The World Bank has slashed its outlook for developing nations' economies, estimating growth at a meagre 1.2% this year while warning more measures were needed for a recovery to take hold.
The forecast amounts to steep drops from the previous two years, with developing countries having seen 8.1% growth in 2007 and a 5.9% expansion in 2008. Without China and India, the bank said, output would shrink 1.6% this year.
The economic weakness in the developing world after recent years of robust growth heightens the risks of social unrest and deepening poverty, the 185-nation institution said.
'To prevent a second wave of instability, policies have to focus rapidly on financial sector reform and support for the poorest countries,' said Hans Timmer, director of the bank's Prospects Group.
Amid the worst global financial and economic crisis in seven decades, the multilateral institution eight days ago lowered its outlook on global growth to a contraction of 3% this year.

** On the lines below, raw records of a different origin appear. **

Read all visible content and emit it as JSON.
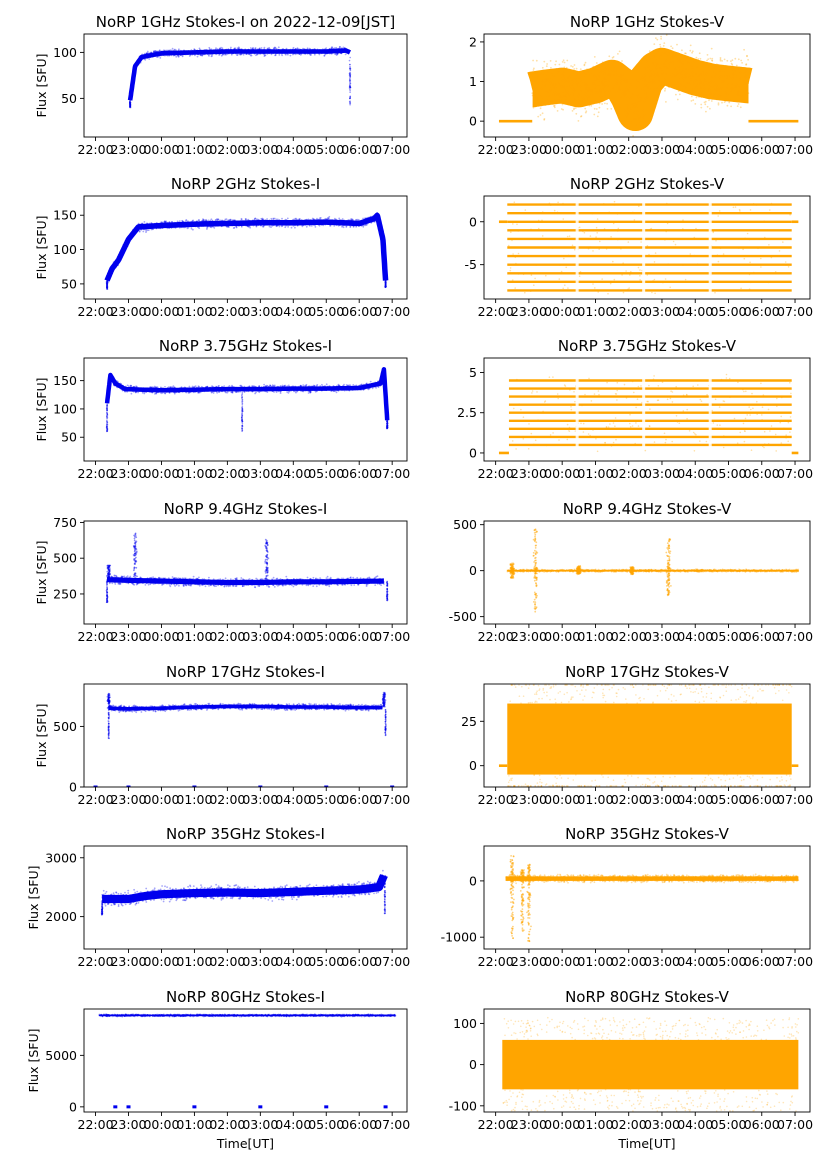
{
  "x_ticks": [
    "22:00",
    "23:00",
    "00:00",
    "01:00",
    "02:00",
    "03:00",
    "04:00",
    "05:00",
    "06:00",
    "07:00"
  ],
  "x_label": "Time[UT]",
  "y_label": "Flux [SFU]",
  "colors": {
    "stokes_i": "#0000ee",
    "stokes_v": "#ffa500"
  },
  "chart_data": [
    {
      "type": "scatter",
      "title": "NoRP 1GHz Stokes-I on 2022-12-09[JST]",
      "ylabel": "Flux [SFU]",
      "ylim": [
        8,
        120
      ],
      "yticks": [
        50,
        100
      ],
      "series": [
        {
          "base": [
            [
              23.05,
              48
            ],
            [
              23.2,
              85
            ],
            [
              23.4,
              95
            ],
            [
              23.7,
              97
            ],
            [
              24,
              99
            ],
            [
              25,
              100
            ],
            [
              26,
              101
            ],
            [
              27,
              101
            ],
            [
              28,
              101
            ],
            [
              29,
              101
            ],
            [
              29.6,
              102
            ],
            [
              29.72,
              100
            ]
          ],
          "spread": 2.5,
          "dips": [
            [
              23.05,
              40
            ],
            [
              29.72,
              42
            ]
          ]
        }
      ]
    },
    {
      "type": "scatter",
      "title": "NoRP 1GHz Stokes-V",
      "ylim": [
        -0.4,
        2.2
      ],
      "yticks": [
        0,
        1,
        2
      ],
      "series": [
        {
          "base": [
            [
              23.1,
              0.8
            ],
            [
              23.5,
              0.85
            ],
            [
              24,
              0.9
            ],
            [
              24.5,
              0.8
            ],
            [
              25,
              0.9
            ],
            [
              25.5,
              1.1
            ],
            [
              25.8,
              0.9
            ],
            [
              26,
              0.6
            ],
            [
              26.2,
              0.2
            ],
            [
              26.5,
              1.0
            ],
            [
              26.8,
              1.3
            ],
            [
              27,
              1.4
            ],
            [
              27.5,
              1.25
            ],
            [
              28,
              1.1
            ],
            [
              28.5,
              1.0
            ],
            [
              29,
              0.95
            ],
            [
              29.6,
              0.9
            ]
          ],
          "spread": 0.45,
          "flat": [
            [
              22.1,
              23.1,
              0
            ],
            [
              29.6,
              31.1,
              0
            ]
          ]
        }
      ]
    },
    {
      "type": "scatter",
      "title": "NoRP 2GHz Stokes-I",
      "ylim": [
        28,
        178
      ],
      "yticks": [
        50,
        100,
        150
      ],
      "series": [
        {
          "base": [
            [
              22.35,
              55
            ],
            [
              22.5,
              72
            ],
            [
              22.7,
              85
            ],
            [
              23,
              115
            ],
            [
              23.3,
              133
            ],
            [
              24,
              135
            ],
            [
              25,
              137
            ],
            [
              26,
              138
            ],
            [
              27,
              139
            ],
            [
              28,
              139
            ],
            [
              29,
              140
            ],
            [
              29.5,
              139
            ],
            [
              30,
              138
            ],
            [
              30.45,
              145
            ],
            [
              30.55,
              150
            ],
            [
              30.72,
              115
            ],
            [
              30.8,
              55
            ]
          ],
          "spread": 4,
          "dips": [
            [
              22.35,
              42
            ],
            [
              30.8,
              45
            ]
          ]
        }
      ]
    },
    {
      "type": "scatter",
      "title": "NoRP 2GHz Stokes-V",
      "ylim": [
        -9,
        3
      ],
      "yticks": [
        -5,
        0
      ],
      "series": [
        {
          "levels": [
            -8,
            -7,
            -6,
            -5,
            -4,
            -3,
            -2,
            -1,
            0,
            1,
            2
          ],
          "x": [
            22.35,
            30.9
          ],
          "flat": [
            [
              22.1,
              22.35,
              0
            ],
            [
              30.9,
              31.1,
              0
            ]
          ]
        }
      ]
    },
    {
      "type": "scatter",
      "title": "NoRP 3.75GHz Stokes-I",
      "ylim": [
        8,
        190
      ],
      "yticks": [
        50,
        100,
        150
      ],
      "series": [
        {
          "base": [
            [
              22.35,
              110
            ],
            [
              22.45,
              160
            ],
            [
              22.6,
              145
            ],
            [
              22.9,
              135
            ],
            [
              24,
              133
            ],
            [
              25,
              134
            ],
            [
              26,
              135
            ],
            [
              27,
              135
            ],
            [
              28,
              136
            ],
            [
              29,
              136
            ],
            [
              30,
              137
            ],
            [
              30.65,
              145
            ],
            [
              30.75,
              170
            ],
            [
              30.85,
              80
            ]
          ],
          "spread": 4,
          "dips": [
            [
              22.35,
              60
            ],
            [
              26.45,
              60
            ],
            [
              30.85,
              65
            ]
          ]
        }
      ]
    },
    {
      "type": "scatter",
      "title": "NoRP 3.75GHz Stokes-V",
      "ylim": [
        -0.5,
        5.9
      ],
      "yticks": [
        0.0,
        2.5,
        5.0
      ],
      "series": [
        {
          "levels": [
            0.5,
            1,
            1.5,
            2,
            2.5,
            3,
            3.5,
            4,
            4.5
          ],
          "x": [
            22.4,
            30.9
          ],
          "flat": [
            [
              22.1,
              22.4,
              0
            ],
            [
              30.9,
              31.1,
              0
            ]
          ]
        }
      ]
    },
    {
      "type": "scatter",
      "title": "NoRP 9.4GHz Stokes-I",
      "ylim": [
        40,
        760
      ],
      "yticks": [
        250,
        500,
        750
      ],
      "series": [
        {
          "base": [
            [
              22.35,
              350
            ],
            [
              23,
              345
            ],
            [
              24,
              340
            ],
            [
              25,
              335
            ],
            [
              26,
              330
            ],
            [
              27,
              330
            ],
            [
              28,
              335
            ],
            [
              29,
              335
            ],
            [
              30,
              338
            ],
            [
              30.75,
              340
            ]
          ],
          "spread": 18,
          "spikes": [
            [
              22.4,
              450
            ],
            [
              23.2,
              680
            ],
            [
              27.2,
              630
            ]
          ],
          "dips": [
            [
              22.35,
              190
            ],
            [
              30.85,
              200
            ]
          ]
        }
      ]
    },
    {
      "type": "scatter",
      "title": "NoRP 9.4GHz Stokes-V",
      "ylim": [
        -580,
        540
      ],
      "yticks": [
        -500,
        0,
        500
      ],
      "series": [
        {
          "base": [
            [
              22.35,
              0
            ],
            [
              31.1,
              0
            ]
          ],
          "spread": 8,
          "bursts": [
            [
              23.2,
              450,
              -450
            ],
            [
              27.2,
              350,
              -270
            ],
            [
              22.5,
              80,
              -80
            ],
            [
              24.5,
              50,
              -40
            ],
            [
              26.1,
              40,
              -40
            ]
          ]
        }
      ]
    },
    {
      "type": "scatter",
      "title": "NoRP 17GHz Stokes-I",
      "ylim": [
        0,
        850
      ],
      "yticks": [
        0,
        500
      ],
      "series": [
        {
          "base": [
            [
              22.4,
              650
            ],
            [
              23,
              645
            ],
            [
              24,
              650
            ],
            [
              25,
              660
            ],
            [
              26,
              665
            ],
            [
              27,
              665
            ],
            [
              28,
              660
            ],
            [
              29,
              660
            ],
            [
              30,
              655
            ],
            [
              30.7,
              655
            ]
          ],
          "spread": 15,
          "spikes": [
            [
              22.4,
              770
            ],
            [
              30.75,
              780
            ]
          ],
          "dips": [
            [
              22.4,
              400
            ],
            [
              30.8,
              420
            ]
          ],
          "markers": [
            [
              22.0,
              0
            ],
            [
              23.0,
              0
            ],
            [
              25.0,
              0
            ],
            [
              27.0,
              0
            ],
            [
              29.0,
              0
            ],
            [
              31.0,
              0
            ]
          ]
        }
      ]
    },
    {
      "type": "scatter",
      "title": "NoRP 17GHz Stokes-V",
      "ylim": [
        -12,
        46
      ],
      "yticks": [
        0,
        25
      ],
      "series": [
        {
          "band": [
            22.35,
            30.9,
            -5,
            35
          ],
          "flat": [
            [
              22.1,
              22.35,
              0
            ],
            [
              30.9,
              31.1,
              0
            ]
          ]
        }
      ]
    },
    {
      "type": "scatter",
      "title": "NoRP 35GHz Stokes-I",
      "ylim": [
        1450,
        3200
      ],
      "yticks": [
        2000,
        3000
      ],
      "series": [
        {
          "base": [
            [
              22.2,
              2300
            ],
            [
              23,
              2300
            ],
            [
              23.5,
              2350
            ],
            [
              24,
              2380
            ],
            [
              25,
              2400
            ],
            [
              26,
              2410
            ],
            [
              27,
              2400
            ],
            [
              28,
              2420
            ],
            [
              29,
              2440
            ],
            [
              30,
              2460
            ],
            [
              30.6,
              2500
            ],
            [
              30.75,
              2700
            ]
          ],
          "spread": 70,
          "dips": [
            [
              22.2,
              2020
            ],
            [
              30.78,
              2050
            ]
          ]
        }
      ]
    },
    {
      "type": "scatter",
      "title": "NoRP 35GHz Stokes-V",
      "ylim": [
        -1210,
        620
      ],
      "yticks": [
        -1000,
        0
      ],
      "series": [
        {
          "base": [
            [
              22.3,
              40
            ],
            [
              31.1,
              40
            ]
          ],
          "spread": 40,
          "bursts": [
            [
              22.5,
              450,
              -1050
            ],
            [
              23,
              300,
              -1100
            ],
            [
              22.8,
              200,
              -900
            ]
          ]
        }
      ]
    },
    {
      "type": "scatter",
      "title": "NoRP 80GHz Stokes-I",
      "ylim": [
        -500,
        9500
      ],
      "yticks": [
        0,
        5000
      ],
      "xlabel": "Time[UT]",
      "series": [
        {
          "base": [
            [
              22.1,
              8880
            ],
            [
              31.1,
              8880
            ]
          ],
          "spread": 60,
          "markers": [
            [
              22.6,
              0
            ],
            [
              23.0,
              0
            ],
            [
              25.0,
              0
            ],
            [
              27.0,
              0
            ],
            [
              29.0,
              0
            ],
            [
              30.8,
              0
            ]
          ]
        }
      ]
    },
    {
      "type": "scatter",
      "title": "NoRP 80GHz Stokes-V",
      "ylim": [
        -115,
        135
      ],
      "yticks": [
        -100,
        0,
        100
      ],
      "xlabel": "Time[UT]",
      "series": [
        {
          "band": [
            22.2,
            31.1,
            -60,
            60
          ]
        }
      ]
    }
  ]
}
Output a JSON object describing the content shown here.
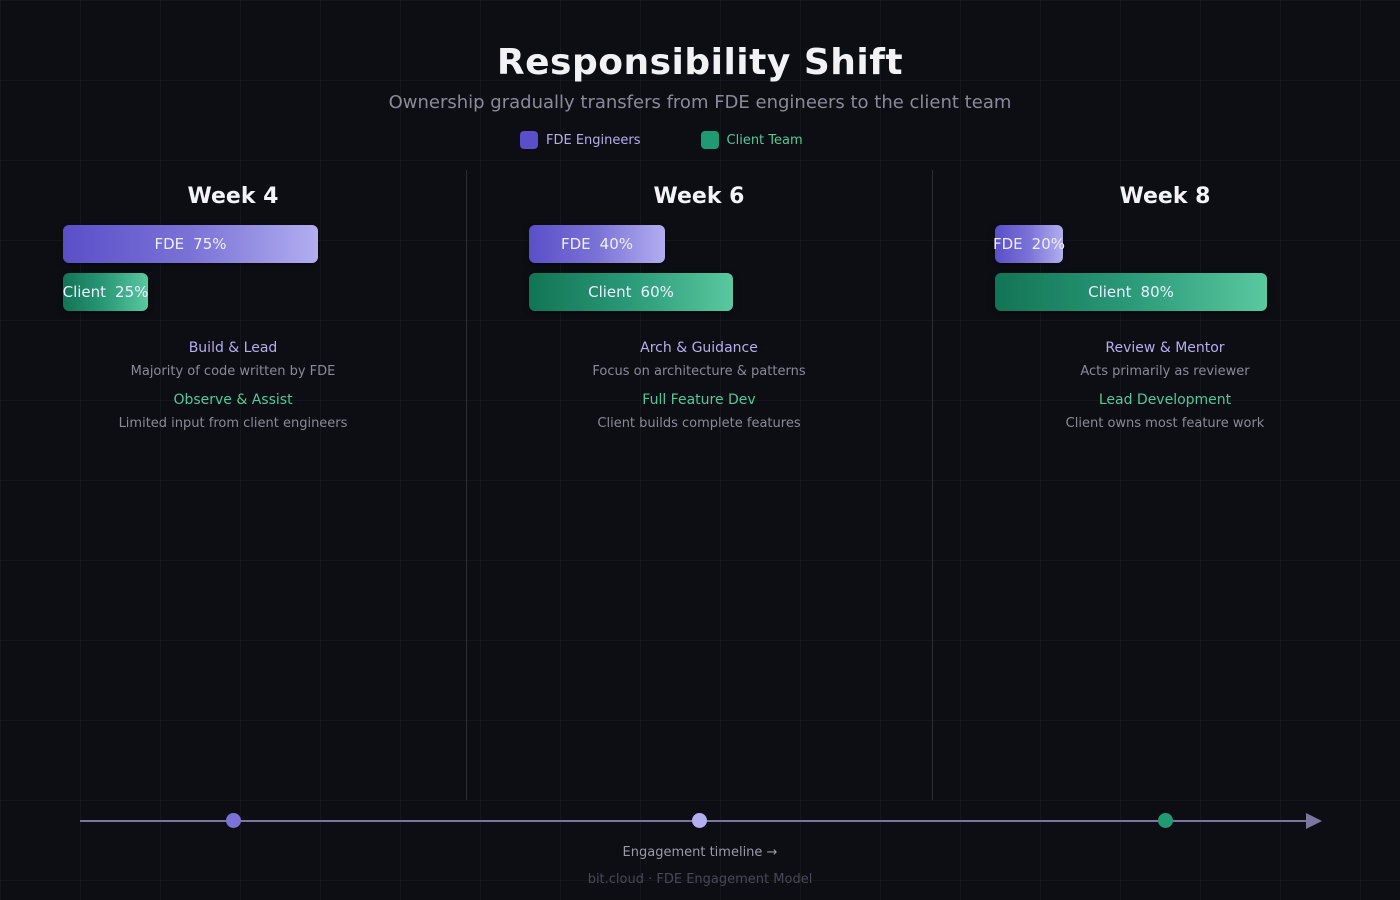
{
  "title": "Responsibility Shift",
  "subtitle": "Ownership gradually transfers from FDE engineers to the client team",
  "legend": {
    "fde": {
      "label": "FDE Engineers",
      "color": "#5a4fc8"
    },
    "client": {
      "label": "Client Team",
      "color": "#1f9a72"
    }
  },
  "chart_data": {
    "type": "bar",
    "categories": [
      "Week 4",
      "Week 6",
      "Week 8"
    ],
    "series": [
      {
        "name": "FDE Engineers",
        "values": [
          75,
          40,
          20
        ]
      },
      {
        "name": "Client Team",
        "values": [
          25,
          60,
          80
        ]
      }
    ]
  },
  "weeks": [
    {
      "label": "Week 4",
      "fde_label": "FDE",
      "fde_value": "75%",
      "client_label": "Client",
      "client_value": "25%",
      "fde_role": "Build & Lead",
      "fde_desc": "Majority of code written by FDE",
      "client_role": "Observe & Assist",
      "client_desc": "Limited input from client engineers"
    },
    {
      "label": "Week 6",
      "fde_label": "FDE",
      "fde_value": "40%",
      "client_label": "Client",
      "client_value": "60%",
      "fde_role": "Arch & Guidance",
      "fde_desc": "Focus on architecture & patterns",
      "client_role": "Full Feature Dev",
      "client_desc": "Client builds complete features"
    },
    {
      "label": "Week 8",
      "fde_label": "FDE",
      "fde_value": "20%",
      "client_label": "Client",
      "client_value": "80%",
      "fde_role": "Review & Mentor",
      "fde_desc": "Acts primarily as reviewer",
      "client_role": "Lead Development",
      "client_desc": "Client owns most feature work"
    }
  ],
  "timeline": {
    "label": "Engagement timeline →",
    "dot_colors": [
      "#7b72d6",
      "#b2aef0",
      "#1f9a72"
    ]
  },
  "footer": "bit.cloud  ·  FDE Engagement Model"
}
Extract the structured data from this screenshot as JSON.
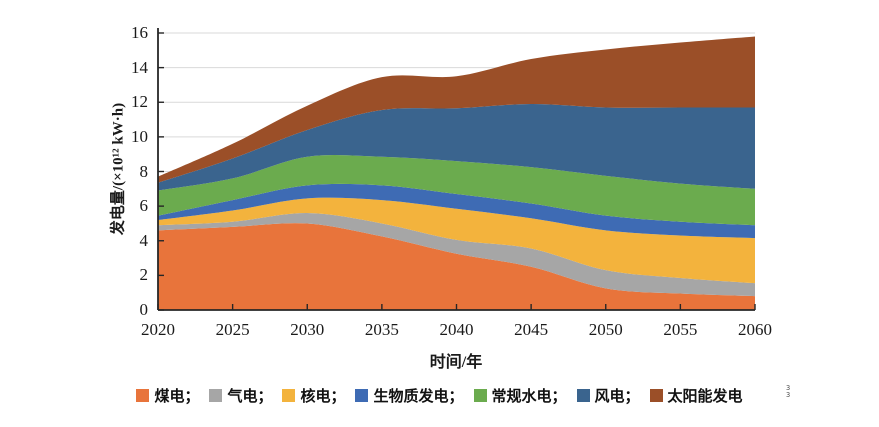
{
  "chart_data": {
    "type": "area",
    "stacked": true,
    "title": "",
    "xlabel": "时间/年",
    "ylabel": "发电量/(×10¹² kW·h)",
    "unit": "×10¹² kW·h",
    "x": [
      2020,
      2025,
      2030,
      2035,
      2040,
      2045,
      2050,
      2055,
      2060
    ],
    "x_ticks": [
      2020,
      2025,
      2030,
      2035,
      2040,
      2045,
      2050,
      2055,
      2060
    ],
    "y_ticks": [
      0,
      2,
      4,
      6,
      8,
      10,
      12,
      14,
      16
    ],
    "xlim": [
      2020,
      2060
    ],
    "ylim": [
      0,
      16
    ],
    "grid": true,
    "legend_position": "bottom",
    "series": [
      {
        "key": "coal",
        "name": "煤电",
        "label": "煤电；",
        "color": "#E8743B",
        "values": [
          4.6,
          4.8,
          5.0,
          4.25,
          3.25,
          2.5,
          1.25,
          0.95,
          0.8
        ]
      },
      {
        "key": "gas",
        "name": "气电",
        "label": "气电；",
        "color": "#A6A6A6",
        "values": [
          0.3,
          0.3,
          0.6,
          0.75,
          0.8,
          1.05,
          1.05,
          0.9,
          0.75
        ]
      },
      {
        "key": "nuclear",
        "name": "核电",
        "label": "核电；",
        "color": "#F3B33D",
        "values": [
          0.3,
          0.65,
          0.85,
          1.35,
          1.8,
          1.75,
          2.3,
          2.45,
          2.6
        ]
      },
      {
        "key": "biomass",
        "name": "生物质发电",
        "label": "生物质发电；",
        "color": "#3E6BB4",
        "values": [
          0.25,
          0.6,
          0.75,
          0.85,
          0.85,
          0.85,
          0.85,
          0.8,
          0.75
        ]
      },
      {
        "key": "hydro",
        "name": "常规水电",
        "label": "常规水电；",
        "color": "#6BAB4E",
        "values": [
          1.45,
          1.25,
          1.65,
          1.65,
          1.9,
          2.1,
          2.3,
          2.2,
          2.1
        ]
      },
      {
        "key": "wind",
        "name": "风电",
        "label": "风电；",
        "color": "#3A648E",
        "values": [
          0.45,
          1.15,
          1.55,
          2.7,
          3.05,
          3.65,
          3.95,
          4.4,
          4.7
        ]
      },
      {
        "key": "solar",
        "name": "太阳能发电",
        "label": "太阳能发电",
        "color": "#9B4F28",
        "values": [
          0.35,
          0.85,
          1.4,
          1.9,
          1.85,
          2.6,
          3.35,
          3.75,
          4.1
        ]
      }
    ],
    "stack_totals": [
      7.7,
      9.6,
      11.8,
      13.45,
      13.5,
      14.5,
      15.05,
      15.45,
      15.8
    ]
  },
  "colors": {
    "gridline": "#D9D9D9",
    "axis": "#262626",
    "text": "#1A1A1A",
    "background": "#FFFFFF"
  },
  "artifact": {
    "line1": "3",
    "line2": "3"
  }
}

Today, it slightly revised the global gross domestic product (GDP) figure to a 2.9% decline.
The development lender's preceding forecast, published in late March, put developing countries' annual growth at 2.1%, and at zero if China and India were excluded.
In 2010, global growth was projected at 2% and that of the developing countries at 4.4%, according to the bank. Excluding China and India, the developing countries would grow 2.5%.
China's economy was forecast to expand 7.2% in 2009 and 7.7% in 2010, while India's forecast was for 5.1% followed by 8%.
The World Bank expressed concern about the thinning flow of private capital into developing countries, which has fallen nearly by half this year. It fell to $363 billion compared with $707 billion in 2008, after a record $1.2 trillion in 2007.
The development lender also projected a 9.7% decline in global trade volume this year, before a 3.8% growth rebound in 2010.
'The need to restructure the banking system, combined with emerging limits to expansionary policies in high-income countries, will prevent a global rebound from gaining traction,' Justin Lin, World Bank chief economist, said.
The anti-poverty bank called for special attention to 'the risk of balance-of-payments crises and corporate debt restructurings in many countries, in order to avoid another debt crisis as seen in the 1970s and 1980s.'
That was particularly the case in the hard-hit developing countries in Europe and Central Asia, where GDP was projected to fall 4.7% this year, before a slight recovery to 1.6% growth in 2010.
A similar pattern of decline and rebound was seen for Latin America and the Caribbean, where a 2.2% GDP contraction in 2009 would be followed by a 2% expansion the next year.
However, other regions of the developing world continued to show growth. In East Asia and Pacific, GDP was expected to rise 5% in 2009 and 6.6% in 2010, while South Asia would expand 4.6%, followed by 7%.
GDP in the Middle East and North Africa was expected to rise 3.1% in 2009 and 3.8% in 2010. Sub-Saharan Africa would expand 1%, then accelerate to a 3.7% pace next year.